Do mesmo modo, procedimentos enaltecidos como modernos, do tipo “faça você mesmo” (do it yourself) e a estética da gambiarra, já se faziam presentes na produção criativa de Jorge Antunes naquilo que, na década de 1960, ele denominou de estética da precariedade. Atitude esta que explicitava a falta de recursos e de infraestrutura similar às dos criadores de música eletroacústica no exterior, como Pierre Schaeffer ou Karlheinz Stockhausen, que tinham acesso aos recentes equipamentos e tecnologias no estúdio das rádios onde trabalhavam e criavam. Todavia, no lugar de servir como impedidor, as limitações estimularam a atitude criativa de Jorge Antunes que driblou a escassez tecnológica com inventividade. Obras como Fluxo luminoso para sons brancos I (1964) e Valsa Sideral (1965) configuram-se como marcos da história da música brasileira nas quais transparecem toda a verve criativa de Antunes.


Não é possível falar de Jorge Antunes sem associá-lo à atitude política que, diga-se de passagem, deveria estar imbuída nos programas universitários. A militância estética e política é uma das marcas registradas de Jorge Antunes que sempre advogou em defesa dos direitos mais básicos do cidadão, como o direito à liberdade de expressão.

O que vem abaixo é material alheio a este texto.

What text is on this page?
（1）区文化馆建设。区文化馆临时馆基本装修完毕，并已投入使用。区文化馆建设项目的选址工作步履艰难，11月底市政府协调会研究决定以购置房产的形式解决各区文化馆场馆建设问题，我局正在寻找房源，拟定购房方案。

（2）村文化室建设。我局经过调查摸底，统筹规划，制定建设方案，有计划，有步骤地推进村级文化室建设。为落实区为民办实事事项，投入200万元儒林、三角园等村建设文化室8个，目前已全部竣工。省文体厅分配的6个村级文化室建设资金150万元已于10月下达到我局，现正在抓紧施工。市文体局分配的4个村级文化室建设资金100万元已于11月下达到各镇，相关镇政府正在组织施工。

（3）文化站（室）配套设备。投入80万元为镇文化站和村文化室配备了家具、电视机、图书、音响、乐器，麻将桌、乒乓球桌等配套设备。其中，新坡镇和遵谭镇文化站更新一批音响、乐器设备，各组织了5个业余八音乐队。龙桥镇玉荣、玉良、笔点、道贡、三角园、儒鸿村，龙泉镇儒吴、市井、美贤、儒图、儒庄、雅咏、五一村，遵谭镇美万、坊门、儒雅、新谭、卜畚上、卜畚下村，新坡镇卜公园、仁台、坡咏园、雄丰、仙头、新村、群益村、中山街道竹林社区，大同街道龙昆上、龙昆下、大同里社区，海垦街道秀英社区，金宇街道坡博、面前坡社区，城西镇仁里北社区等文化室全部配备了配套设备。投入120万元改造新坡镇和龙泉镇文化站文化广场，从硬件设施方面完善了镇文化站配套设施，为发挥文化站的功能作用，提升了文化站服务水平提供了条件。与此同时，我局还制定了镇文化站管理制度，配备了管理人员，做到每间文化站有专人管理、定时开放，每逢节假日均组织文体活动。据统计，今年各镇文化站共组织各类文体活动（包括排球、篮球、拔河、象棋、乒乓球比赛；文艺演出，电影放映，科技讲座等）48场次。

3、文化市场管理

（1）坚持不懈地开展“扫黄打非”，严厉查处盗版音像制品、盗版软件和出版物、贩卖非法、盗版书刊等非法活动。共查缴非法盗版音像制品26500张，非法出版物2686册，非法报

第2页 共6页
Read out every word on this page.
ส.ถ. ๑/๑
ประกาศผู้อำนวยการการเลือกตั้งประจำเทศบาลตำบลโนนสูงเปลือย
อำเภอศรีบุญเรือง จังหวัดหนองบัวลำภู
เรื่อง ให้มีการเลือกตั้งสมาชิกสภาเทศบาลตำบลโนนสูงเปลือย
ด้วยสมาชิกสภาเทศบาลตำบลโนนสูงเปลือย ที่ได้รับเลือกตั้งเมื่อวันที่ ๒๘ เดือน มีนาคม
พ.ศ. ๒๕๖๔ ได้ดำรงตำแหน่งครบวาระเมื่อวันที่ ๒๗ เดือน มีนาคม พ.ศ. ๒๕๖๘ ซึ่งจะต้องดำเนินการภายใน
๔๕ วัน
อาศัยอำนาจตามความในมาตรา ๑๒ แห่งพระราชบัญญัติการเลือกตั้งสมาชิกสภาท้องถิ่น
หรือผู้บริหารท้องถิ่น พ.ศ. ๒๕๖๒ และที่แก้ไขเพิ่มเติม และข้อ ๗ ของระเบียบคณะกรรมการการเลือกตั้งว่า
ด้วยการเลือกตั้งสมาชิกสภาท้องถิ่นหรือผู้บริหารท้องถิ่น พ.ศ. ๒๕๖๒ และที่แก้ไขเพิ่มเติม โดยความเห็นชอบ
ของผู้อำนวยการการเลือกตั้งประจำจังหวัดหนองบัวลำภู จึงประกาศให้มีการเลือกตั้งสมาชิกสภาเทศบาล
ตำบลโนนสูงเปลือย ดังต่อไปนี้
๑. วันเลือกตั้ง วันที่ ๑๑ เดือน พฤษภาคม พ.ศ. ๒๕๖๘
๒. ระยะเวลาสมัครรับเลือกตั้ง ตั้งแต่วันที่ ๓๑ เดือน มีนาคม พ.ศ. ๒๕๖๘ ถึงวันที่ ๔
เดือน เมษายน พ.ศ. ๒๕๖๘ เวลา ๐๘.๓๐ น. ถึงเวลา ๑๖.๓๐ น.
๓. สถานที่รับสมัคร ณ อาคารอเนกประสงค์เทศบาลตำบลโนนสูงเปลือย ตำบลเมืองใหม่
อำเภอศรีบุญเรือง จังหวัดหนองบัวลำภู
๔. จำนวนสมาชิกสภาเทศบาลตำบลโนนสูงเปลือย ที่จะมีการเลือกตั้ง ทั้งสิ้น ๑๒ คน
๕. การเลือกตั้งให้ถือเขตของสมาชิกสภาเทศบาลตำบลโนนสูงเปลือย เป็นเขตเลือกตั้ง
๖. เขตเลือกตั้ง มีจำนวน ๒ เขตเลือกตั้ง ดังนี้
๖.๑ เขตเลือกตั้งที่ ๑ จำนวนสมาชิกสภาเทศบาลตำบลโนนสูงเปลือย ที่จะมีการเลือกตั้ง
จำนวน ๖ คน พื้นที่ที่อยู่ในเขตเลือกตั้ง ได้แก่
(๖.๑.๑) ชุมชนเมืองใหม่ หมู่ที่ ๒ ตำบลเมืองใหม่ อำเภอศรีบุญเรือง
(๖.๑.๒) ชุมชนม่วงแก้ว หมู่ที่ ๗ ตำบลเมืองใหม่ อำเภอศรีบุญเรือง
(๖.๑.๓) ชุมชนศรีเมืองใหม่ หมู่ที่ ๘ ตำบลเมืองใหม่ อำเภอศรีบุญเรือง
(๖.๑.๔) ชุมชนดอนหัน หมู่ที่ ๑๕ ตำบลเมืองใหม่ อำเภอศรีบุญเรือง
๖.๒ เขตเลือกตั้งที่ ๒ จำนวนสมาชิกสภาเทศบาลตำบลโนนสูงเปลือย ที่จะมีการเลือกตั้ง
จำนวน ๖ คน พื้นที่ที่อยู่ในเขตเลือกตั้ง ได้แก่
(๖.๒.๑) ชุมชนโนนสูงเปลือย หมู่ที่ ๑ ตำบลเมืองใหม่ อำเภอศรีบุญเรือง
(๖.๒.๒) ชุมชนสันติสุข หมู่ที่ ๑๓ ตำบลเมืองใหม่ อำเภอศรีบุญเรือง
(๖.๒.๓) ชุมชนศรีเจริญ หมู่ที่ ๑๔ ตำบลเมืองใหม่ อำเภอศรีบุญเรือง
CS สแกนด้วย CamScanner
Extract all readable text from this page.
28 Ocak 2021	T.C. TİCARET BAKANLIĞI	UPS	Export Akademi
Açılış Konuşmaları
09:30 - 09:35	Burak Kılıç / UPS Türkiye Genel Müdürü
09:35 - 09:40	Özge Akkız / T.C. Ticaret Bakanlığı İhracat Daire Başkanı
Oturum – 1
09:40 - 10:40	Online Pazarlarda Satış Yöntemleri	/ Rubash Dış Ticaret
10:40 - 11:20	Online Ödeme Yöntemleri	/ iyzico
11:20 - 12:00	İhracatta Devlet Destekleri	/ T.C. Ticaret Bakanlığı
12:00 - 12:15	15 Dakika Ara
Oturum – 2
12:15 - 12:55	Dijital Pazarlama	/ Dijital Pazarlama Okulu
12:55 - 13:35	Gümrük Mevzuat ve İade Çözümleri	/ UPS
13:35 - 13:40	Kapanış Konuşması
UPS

Além de servir de locomotiva de vanguarda artística, Antunes também vinculou a UnB aos momentos cruciais da história brasileira, como o movimento Diretas Já (direito negado em 1984 e que motivou Antunes a compor, no mesmo ano, a Sinfonia das Diretas, ou Sinfonia das Buzinas, como a obra passou a ser conhecida, em protesto contra a privação deste direito democrático aos brasileiros) e a comemoração dos 500 anos do descobrimento do Brasil (para o qual compôs, em 1999, a Cantata dos dez povos). Também constam em seu catálogo diversas obras compostas como reação e homenagem a personalidades importantes na luta pelos direitos humanos, tais como Elegia Violeta para Monsenhor Romero (de 1981, em homenagem ao religioso que lutava por justiça social em San Salvador) e a Ópera Olga (1987/1997, sublime homenagem de Antunes à Olga Benário, mulher de Luiz Carlos Prestes, que, após ser presa pelo governo de Getúlio Vargas, foi entregue à Gestapo e assassinada na câmara de gás).


Neste ano em que a Universidade de Brasília celebra 60 anos de existência, é certamente relevante relembrar os fatos que fizeram com que essa instituição se tornasse um dos grandes polos de formação e produção de conhecimento do Brasil. É importante, todavia, tomarmos esse momento para relembrarmos nomes como os de Jorge Antunes que, como outros docentes, contribuíram para que a UnB também estivesse ocupando posição de destaque nas vanguardas estéticas internacionais.